Una calda mattina di Agosto mio figlio, ormai grande, mentre facevamo colazione, mi ha chiesto: “Perché tutto il cibo che non fa troppo bene piace così tanto?”
Biscotti, cioccolato, merendine, bevande gasate, snack, carne, salumi… Tutti cibi che i bambini, i giovani, e non solo, amano e mangiano anche quando non hanno fame (o non rifiutano mai).
Per fortuna non è esattamente così: o meglio non è (sempre) l’alimento in sé a essere “cattivo” ma la qualità e la quantità che ne ingeriamo e soprattutto, se, in base all’età, al peso e allo stile di vita, abbiamo davvero bisogno di tutti i nutrienti che contiene.
Uno dei primi problemi, infatti, riguarda la facilità con cui oggi abbiamo accesso al cibo: tutti, sia da piccoli sia da grandi, tendiamo a comportamenti compulsivi: nel mondo occidentale non si mangia più perché si ha la pancia vuota. Spesso mangiamo a seconda dello stato d’animo: per allegria, noia, tristezza, abitudine. C’è poi una valenza del cibo-come socializzazione e relazione. La prova è che, come lamentano le mamme allarmate, ci sono sempre più bambini che non mangiano. E la ragione è molto semplice:
tendiamo a offrire loro troppo cibo (e troppo facilmente) rispetto alle reali necessità di un organismo in crescita.
Il modo di nutrirsi più o meno sano, però, dipende in buona parte dal Gusto.
Perché ci sono bambini che adorano la frutta, mangiano volentieri la verdura e prediligono i sapori semplici, non troppo elaborati?
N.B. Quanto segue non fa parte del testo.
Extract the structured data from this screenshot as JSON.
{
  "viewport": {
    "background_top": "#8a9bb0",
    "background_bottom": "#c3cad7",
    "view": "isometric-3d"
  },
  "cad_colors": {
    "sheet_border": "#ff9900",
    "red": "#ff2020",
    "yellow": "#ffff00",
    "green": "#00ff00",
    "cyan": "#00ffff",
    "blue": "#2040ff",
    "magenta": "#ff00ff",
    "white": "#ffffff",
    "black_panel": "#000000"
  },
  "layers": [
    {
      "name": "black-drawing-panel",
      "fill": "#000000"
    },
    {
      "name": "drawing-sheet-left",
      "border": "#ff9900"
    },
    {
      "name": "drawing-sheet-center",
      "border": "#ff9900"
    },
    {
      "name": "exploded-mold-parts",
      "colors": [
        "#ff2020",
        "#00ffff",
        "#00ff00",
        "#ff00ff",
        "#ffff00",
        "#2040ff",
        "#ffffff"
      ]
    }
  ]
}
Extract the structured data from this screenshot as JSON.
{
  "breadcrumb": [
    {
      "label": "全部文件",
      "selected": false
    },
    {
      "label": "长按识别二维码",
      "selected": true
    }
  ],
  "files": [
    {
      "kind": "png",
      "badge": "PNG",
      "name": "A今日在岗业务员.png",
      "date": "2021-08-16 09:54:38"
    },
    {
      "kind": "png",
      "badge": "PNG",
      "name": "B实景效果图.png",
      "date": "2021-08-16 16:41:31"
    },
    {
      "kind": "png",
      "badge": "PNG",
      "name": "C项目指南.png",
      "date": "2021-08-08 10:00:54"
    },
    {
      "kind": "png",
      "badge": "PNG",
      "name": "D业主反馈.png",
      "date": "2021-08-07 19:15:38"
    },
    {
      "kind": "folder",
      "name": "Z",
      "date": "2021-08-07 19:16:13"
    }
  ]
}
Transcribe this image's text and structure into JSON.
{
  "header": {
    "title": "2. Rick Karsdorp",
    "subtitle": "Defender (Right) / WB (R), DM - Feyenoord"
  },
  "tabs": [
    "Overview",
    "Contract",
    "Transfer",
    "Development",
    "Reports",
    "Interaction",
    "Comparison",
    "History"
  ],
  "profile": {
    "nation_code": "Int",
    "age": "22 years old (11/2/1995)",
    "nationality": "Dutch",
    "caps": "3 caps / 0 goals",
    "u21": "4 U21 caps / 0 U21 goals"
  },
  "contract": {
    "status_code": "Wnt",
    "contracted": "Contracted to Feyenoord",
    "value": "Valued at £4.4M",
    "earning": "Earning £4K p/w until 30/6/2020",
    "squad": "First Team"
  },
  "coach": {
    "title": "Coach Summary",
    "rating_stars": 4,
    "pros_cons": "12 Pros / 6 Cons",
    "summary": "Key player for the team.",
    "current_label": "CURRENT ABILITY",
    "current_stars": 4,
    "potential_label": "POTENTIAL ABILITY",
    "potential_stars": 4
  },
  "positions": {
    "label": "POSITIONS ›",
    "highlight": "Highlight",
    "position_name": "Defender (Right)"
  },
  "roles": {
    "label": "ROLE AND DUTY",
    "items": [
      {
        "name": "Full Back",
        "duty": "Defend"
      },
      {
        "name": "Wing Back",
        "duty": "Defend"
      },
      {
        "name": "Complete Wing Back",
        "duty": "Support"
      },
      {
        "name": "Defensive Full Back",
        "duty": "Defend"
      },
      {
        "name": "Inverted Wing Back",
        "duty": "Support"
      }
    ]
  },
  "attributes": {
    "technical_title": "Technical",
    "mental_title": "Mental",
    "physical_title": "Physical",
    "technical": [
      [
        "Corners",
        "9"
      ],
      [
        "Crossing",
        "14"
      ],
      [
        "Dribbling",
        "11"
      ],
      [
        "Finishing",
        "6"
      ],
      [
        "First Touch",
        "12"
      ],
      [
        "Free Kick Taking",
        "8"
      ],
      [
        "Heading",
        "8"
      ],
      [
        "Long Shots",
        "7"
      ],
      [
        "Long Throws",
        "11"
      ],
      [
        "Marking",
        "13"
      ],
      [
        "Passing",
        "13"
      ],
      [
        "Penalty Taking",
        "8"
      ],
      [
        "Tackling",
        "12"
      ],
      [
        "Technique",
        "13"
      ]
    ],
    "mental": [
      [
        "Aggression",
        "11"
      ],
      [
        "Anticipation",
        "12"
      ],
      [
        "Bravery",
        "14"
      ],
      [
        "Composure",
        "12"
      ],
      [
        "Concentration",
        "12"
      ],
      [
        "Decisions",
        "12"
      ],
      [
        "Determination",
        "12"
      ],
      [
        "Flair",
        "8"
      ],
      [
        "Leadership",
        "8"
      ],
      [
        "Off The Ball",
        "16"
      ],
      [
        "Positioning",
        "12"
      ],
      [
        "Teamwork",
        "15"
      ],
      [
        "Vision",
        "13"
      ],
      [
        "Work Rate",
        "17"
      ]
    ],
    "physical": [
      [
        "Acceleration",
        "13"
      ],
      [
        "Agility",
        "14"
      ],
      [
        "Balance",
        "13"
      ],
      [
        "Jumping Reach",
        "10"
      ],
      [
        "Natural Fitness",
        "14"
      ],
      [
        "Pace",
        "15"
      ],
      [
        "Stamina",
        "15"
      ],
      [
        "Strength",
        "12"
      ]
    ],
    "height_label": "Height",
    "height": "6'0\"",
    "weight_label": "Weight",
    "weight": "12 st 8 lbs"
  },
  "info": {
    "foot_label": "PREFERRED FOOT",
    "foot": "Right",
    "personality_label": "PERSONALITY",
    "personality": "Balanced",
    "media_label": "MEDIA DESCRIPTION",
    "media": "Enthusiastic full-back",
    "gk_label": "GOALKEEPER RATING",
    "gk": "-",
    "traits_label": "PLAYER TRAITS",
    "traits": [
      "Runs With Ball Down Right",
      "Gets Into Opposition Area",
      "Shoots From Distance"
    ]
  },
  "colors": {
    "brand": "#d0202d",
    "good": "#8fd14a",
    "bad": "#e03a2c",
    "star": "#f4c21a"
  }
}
Mentre altri vivrebbero solo a pasta, pane, biscotti e intingoli vari e se vedono una foglia di insalata fanno i capricci?
È evidente che il primo compito educativo dei neo-genitori riguarda proprio il gusto del loro bambino.
Allora, il gusto del neonato si forma con un lungo percorso che ha inizio in utero, prosegue poi con il latte materno e si potenzia e modifica nel tempo grazie all’interazione di diversi fattori: innati, educativi ed ambientali.
Tra i nostri cinque sensi, il gusto è quello che, con l’olfatto, entra in gioco subito dopo la nascita, esattamente a partire dal “primo pasto”. Si tratta di un senso molto importante perché permette anche a un neonato di rifiutare un sapore “cattivo” (amaro, per il suo cervello: velenoso) da uno buono (dolce) e, quindi, sano.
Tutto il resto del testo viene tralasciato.